Why? Because if you code a company, someone will hack it. And when they do, because of how the blockchain works, you’re on your own. Think I’m scaremongering here? Let’s take a look at a company called ‘The DAO‘.
The DAO was a decentralized autonomous organization that existed as a set of contracts that resides on the Ethereum blockchain. On June 17 2016 – less than 3 months after starting operations – the DAO was subjected to an attack exploiting a combination of vulnerabilities, including concerning recursive calls, that resulted in the transfer of 3.6 million Ether – valued at the time at around $50M.

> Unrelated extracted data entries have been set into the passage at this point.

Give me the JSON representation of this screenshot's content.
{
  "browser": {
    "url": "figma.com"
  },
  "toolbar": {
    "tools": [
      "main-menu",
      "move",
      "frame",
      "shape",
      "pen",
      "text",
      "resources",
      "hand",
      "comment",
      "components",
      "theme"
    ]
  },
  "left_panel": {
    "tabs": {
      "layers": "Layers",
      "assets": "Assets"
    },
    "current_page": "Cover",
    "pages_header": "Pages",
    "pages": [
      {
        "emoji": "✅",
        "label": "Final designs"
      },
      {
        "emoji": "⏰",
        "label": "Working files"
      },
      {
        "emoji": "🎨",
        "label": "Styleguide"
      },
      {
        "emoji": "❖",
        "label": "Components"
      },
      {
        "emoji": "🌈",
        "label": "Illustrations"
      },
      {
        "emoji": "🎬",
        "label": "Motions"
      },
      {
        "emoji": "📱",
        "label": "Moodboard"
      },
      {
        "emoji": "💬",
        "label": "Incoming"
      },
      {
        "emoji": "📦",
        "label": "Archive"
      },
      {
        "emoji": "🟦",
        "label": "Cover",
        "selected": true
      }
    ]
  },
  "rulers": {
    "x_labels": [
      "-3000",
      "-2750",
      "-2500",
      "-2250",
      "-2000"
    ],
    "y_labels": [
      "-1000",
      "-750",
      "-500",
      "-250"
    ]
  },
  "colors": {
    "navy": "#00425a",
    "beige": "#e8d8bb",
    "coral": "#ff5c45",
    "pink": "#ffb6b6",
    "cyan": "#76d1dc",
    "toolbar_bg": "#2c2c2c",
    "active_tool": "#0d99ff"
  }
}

I can see plenty of potential in this – I would happily work in a worker owned cooperative, but the fact that DAOs are so vulnerable in this way makes that an improbability at this time.
Web3 is popular right now because it’s effectively an online tax haven. Everything that *is* traceable isn’t traceable to you *right now*. This of course changes as soon as anything identifiable happens and then all of those benefits are gone. Lend a friend £10? Boom, they can now see everything you have purchased, legally, illegally, whatever. Start a business and put in £100 seed money? Boom, identifiable, Purchase something online and *that company* gets compromised? There’s your anonymity gone.
The application of technology should ideally make things better, not worse. All of these technologies are cool but people aren’t thinking about the ramifications of having everything so open. It’s sad to find that Web3 is dying so quickly as it’s still in its infancy, but with so many problems seen so quickly by so many, it is difficult to imagine it going anywhere until the issues are addressed.